Week 33: Offsite & Observations from the Farmhouse
The paradox of distributed work, real-world signals from the venture frontier, and why presence still matters.
Last week, our HEARTFELT_ team gathered at a farm in western Germany for our annual offsite. This is a rare moment when our distributed team comes together to tackle the questions that require deep, collective thinking.
The Paradox of Distributed Work
Most days, our work is highly distributed and transactional. We spend a lot of our time working with founders. These biannual offsites allow us to recharge our social connections and dive into complex topics that benefit from face-to-face discussion.
We also usually do at least one “workstorm” where we work on one thing and see the results.
This summer's workstorm focused on updating one of our core databases. This task could be done remotely, but it takes on a different energy when you can just yell across the house instead of sending a Slack message. The immediacy of in-person collaboration creates a flow that's hard to replicate virtually.
This balance between distributed and concentrated work isn't just about preference. It's about finding the right tool for each job. While async work gives us freedom and reach, these intense periods of co-location help us tackle complex problems and strengthen team bonds. The challenge is finding the optimal point that serves both company goals and individual working styles.
Ironically, after months of video calls, the richness of in-person interaction usually overwhelms me. Reading real-world body language and non-verbal cues demands a different kind of attention than parsing faces on Google Meet calls.
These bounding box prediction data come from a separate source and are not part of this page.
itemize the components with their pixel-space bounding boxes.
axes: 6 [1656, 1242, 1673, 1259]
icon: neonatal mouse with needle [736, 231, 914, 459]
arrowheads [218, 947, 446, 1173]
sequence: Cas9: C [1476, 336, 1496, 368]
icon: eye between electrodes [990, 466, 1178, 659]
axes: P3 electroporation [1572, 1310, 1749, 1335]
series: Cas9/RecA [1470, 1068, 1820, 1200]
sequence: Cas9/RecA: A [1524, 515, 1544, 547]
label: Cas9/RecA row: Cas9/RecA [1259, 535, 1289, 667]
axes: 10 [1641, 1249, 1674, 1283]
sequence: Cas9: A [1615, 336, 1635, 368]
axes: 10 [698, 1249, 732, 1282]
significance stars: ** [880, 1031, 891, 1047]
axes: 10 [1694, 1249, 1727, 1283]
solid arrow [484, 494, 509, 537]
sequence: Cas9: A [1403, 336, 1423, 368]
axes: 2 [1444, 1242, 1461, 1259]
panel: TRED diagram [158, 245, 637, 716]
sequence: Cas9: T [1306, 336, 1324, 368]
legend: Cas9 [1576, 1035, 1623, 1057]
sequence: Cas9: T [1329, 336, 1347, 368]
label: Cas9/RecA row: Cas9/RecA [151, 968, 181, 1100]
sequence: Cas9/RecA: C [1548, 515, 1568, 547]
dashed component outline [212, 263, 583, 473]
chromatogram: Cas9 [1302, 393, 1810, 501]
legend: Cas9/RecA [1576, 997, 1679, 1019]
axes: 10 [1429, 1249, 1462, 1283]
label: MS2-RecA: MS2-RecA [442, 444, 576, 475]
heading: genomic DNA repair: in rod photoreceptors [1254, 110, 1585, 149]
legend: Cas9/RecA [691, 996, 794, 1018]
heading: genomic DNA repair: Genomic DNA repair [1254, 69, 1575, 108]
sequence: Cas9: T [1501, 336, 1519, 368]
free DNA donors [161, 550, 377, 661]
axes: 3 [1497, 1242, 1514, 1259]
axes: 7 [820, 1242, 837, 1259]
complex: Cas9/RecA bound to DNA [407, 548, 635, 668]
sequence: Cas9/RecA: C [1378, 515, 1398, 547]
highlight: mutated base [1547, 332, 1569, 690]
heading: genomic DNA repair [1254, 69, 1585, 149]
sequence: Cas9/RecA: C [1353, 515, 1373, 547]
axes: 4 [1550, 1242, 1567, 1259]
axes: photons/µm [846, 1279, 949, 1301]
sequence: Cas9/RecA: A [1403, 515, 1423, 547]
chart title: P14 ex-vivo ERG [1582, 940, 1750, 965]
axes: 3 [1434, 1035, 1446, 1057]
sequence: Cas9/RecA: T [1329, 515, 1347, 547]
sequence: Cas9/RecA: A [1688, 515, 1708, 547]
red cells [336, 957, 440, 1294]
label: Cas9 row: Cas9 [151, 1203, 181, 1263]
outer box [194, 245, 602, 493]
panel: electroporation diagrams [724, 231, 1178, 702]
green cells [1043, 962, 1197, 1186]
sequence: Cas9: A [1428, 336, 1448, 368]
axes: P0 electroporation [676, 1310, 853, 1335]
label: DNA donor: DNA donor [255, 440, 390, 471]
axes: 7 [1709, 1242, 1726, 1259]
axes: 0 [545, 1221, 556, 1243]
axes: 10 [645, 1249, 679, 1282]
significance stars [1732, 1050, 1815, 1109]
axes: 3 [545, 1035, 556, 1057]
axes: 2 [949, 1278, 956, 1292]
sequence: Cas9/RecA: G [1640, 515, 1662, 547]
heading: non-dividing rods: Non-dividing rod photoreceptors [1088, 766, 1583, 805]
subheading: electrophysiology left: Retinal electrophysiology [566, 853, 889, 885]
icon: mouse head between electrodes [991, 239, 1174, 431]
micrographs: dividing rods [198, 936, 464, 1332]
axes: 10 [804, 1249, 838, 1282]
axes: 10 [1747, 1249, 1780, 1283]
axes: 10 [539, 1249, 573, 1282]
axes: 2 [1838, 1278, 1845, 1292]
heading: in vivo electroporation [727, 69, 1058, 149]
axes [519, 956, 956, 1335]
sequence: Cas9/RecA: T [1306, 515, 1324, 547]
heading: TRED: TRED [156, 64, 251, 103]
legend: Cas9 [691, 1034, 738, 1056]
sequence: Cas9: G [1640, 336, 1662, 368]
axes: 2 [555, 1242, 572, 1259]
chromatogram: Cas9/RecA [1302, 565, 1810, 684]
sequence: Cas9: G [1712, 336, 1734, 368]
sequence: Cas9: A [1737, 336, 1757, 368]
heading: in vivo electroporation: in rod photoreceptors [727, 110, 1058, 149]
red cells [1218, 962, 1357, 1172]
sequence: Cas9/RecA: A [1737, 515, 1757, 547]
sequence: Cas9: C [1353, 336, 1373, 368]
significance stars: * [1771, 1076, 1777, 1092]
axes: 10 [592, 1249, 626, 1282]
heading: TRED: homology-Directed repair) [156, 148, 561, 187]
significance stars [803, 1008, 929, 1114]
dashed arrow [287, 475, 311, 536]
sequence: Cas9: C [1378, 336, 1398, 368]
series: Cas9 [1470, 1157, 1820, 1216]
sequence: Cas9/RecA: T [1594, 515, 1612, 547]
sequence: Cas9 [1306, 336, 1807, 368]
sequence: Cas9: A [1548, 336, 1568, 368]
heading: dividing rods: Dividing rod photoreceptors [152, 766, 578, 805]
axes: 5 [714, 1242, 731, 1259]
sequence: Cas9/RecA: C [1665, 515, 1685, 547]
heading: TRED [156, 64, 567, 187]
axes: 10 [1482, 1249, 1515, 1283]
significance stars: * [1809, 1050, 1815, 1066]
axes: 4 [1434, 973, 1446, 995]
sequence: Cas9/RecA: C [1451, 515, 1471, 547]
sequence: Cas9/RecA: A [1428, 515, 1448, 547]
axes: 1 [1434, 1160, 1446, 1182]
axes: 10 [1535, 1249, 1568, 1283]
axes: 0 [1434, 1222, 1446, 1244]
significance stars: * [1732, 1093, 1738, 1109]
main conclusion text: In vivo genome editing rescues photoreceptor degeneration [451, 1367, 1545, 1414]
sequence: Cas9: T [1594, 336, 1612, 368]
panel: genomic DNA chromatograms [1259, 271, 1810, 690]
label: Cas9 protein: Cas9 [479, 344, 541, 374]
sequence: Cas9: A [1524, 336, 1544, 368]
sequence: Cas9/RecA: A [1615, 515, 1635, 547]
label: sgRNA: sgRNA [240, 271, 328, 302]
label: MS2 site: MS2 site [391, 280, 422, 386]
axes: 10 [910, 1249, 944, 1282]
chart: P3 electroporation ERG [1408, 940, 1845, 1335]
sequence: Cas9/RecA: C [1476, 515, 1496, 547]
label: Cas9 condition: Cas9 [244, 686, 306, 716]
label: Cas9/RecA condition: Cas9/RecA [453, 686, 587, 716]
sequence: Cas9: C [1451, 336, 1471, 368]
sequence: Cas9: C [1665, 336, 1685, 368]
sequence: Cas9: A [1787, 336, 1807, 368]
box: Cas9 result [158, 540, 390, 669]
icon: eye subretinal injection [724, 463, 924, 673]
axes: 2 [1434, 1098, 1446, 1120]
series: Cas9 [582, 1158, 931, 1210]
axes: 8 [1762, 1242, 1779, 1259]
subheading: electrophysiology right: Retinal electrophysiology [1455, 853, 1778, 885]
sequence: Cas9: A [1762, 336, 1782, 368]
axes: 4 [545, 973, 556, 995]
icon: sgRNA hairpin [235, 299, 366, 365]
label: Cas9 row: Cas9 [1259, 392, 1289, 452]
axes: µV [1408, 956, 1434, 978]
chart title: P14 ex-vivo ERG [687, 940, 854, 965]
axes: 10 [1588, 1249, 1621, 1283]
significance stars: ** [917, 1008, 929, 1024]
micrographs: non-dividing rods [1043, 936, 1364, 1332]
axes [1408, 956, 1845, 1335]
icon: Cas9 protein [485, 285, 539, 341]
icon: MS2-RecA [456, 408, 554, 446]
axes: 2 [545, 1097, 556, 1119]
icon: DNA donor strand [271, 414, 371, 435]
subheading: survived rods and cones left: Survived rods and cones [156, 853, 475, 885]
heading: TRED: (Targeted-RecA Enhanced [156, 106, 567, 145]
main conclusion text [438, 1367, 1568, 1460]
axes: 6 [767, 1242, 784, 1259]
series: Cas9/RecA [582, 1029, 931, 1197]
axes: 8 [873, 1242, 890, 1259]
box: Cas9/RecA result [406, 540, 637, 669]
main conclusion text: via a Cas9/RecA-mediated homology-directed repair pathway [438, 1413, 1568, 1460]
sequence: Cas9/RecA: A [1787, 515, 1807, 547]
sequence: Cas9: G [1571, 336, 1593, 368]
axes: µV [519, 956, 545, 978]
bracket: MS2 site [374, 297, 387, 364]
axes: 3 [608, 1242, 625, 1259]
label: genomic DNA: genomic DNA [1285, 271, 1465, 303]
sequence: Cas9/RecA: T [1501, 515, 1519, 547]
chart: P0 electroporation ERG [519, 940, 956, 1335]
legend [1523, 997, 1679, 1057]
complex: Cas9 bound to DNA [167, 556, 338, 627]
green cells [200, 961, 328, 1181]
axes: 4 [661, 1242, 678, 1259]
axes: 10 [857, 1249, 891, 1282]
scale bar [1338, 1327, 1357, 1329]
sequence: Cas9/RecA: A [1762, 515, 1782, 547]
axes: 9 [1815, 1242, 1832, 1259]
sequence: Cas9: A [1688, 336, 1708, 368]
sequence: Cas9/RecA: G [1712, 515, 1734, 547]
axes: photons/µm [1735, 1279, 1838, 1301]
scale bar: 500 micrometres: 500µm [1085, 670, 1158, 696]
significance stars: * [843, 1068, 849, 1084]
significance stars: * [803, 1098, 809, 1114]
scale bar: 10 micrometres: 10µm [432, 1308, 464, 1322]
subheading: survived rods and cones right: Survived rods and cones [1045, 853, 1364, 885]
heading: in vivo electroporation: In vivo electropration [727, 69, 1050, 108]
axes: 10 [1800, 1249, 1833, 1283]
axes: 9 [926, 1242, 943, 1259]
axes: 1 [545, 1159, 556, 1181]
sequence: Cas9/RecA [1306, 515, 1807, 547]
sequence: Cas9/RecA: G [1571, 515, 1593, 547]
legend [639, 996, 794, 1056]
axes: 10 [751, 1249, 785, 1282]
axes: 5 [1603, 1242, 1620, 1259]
How Venture Decision-Making is Changing
The most crucial discussion centered on how our follow-on investment criteria are evolving. While some traditional indicators remain vital - business traction, team capability, and co-investor quality - the acceleration of build-measure-learn cycles is prompting us to rethink others.
What's changed dramatically is the speed at which teams can move from idea to data. Tasks that took months now take weeks, and costs that used to require hundreds of thousands can be handled with minimal investment. This shift isn't just about efficiency - it's fundamentally changing what we look for in teams and how we assess progress.
The technical barriers to entry have collapsed. Modern tech stacks and services have democratized product development to the point where small teams can ship and iterate faster than established companies could two years ago.
This democratization raises fascinating questions about moats and team composition. When technical complexity isn't the barrier, what creates lasting advantage? We're seeing successful teams that look different from the traditional technical founder archetype.
The rise of AI and agentic technologies has accelerated this trend. Individuals can now build features that would have required entire teams by leveraging these tools. But this creates a new tension:
How much independence are founders willing to trade for speed? Where does your competitive advantage truly lie when your product is built on third-party AI models and integrated services? These questions are reshaping how we think about sustainable business models and follow-on investment criteria.
A Market That Remains Dynamic
Even as we carved out time for deep strategic thinking, the market kept moving at full speed. Unlike previous summers, we're not seeing the typical seasonal slowdown.
The signals are clear: new founders are actively seeking first checks, and our portfolio companies are engaging with VCs across Europe. This persistent momentum, even during traditional slow periods, suggests something fundamental is changing in the European startup ecosystem.
Personal Explorations
I carved out time to explore tools that might help us navigate this accelerating landscape, even during our intense collaborative sessions. I'm particularly focused on how knowledge graphs might enhance our AI-driven decision-making workflows. My experiments with Neo4j are still early, but I'm curious about how structured knowledge representation could help us track and predict startup evolution more effectively.
Some content that resonated with these themes:
Anthropic on Prompting 101
As AI becomes central to startup tooling, understanding prompt engineering isn't just technical. It's becoming a core business competency. This is a useful video on how you can prompt well.
Challenges of chunking
Chunking is critical for understanding how to effectively process the increasing volume of startup data we're seeing.
The Blaze in Mexico
Sometimes you need to step back from the fast pace and just appreciate pure creative energy.
Alan Shaller on portrait photography
I took some team photos at the farm. I enjoy learning from the best. :-)
Gpoteliunaite97's newsletter:
My former colleague's view on liquid modernity and its challenges. Weird name, good thoughts.
Thank you for reading, have a great week and connect soon!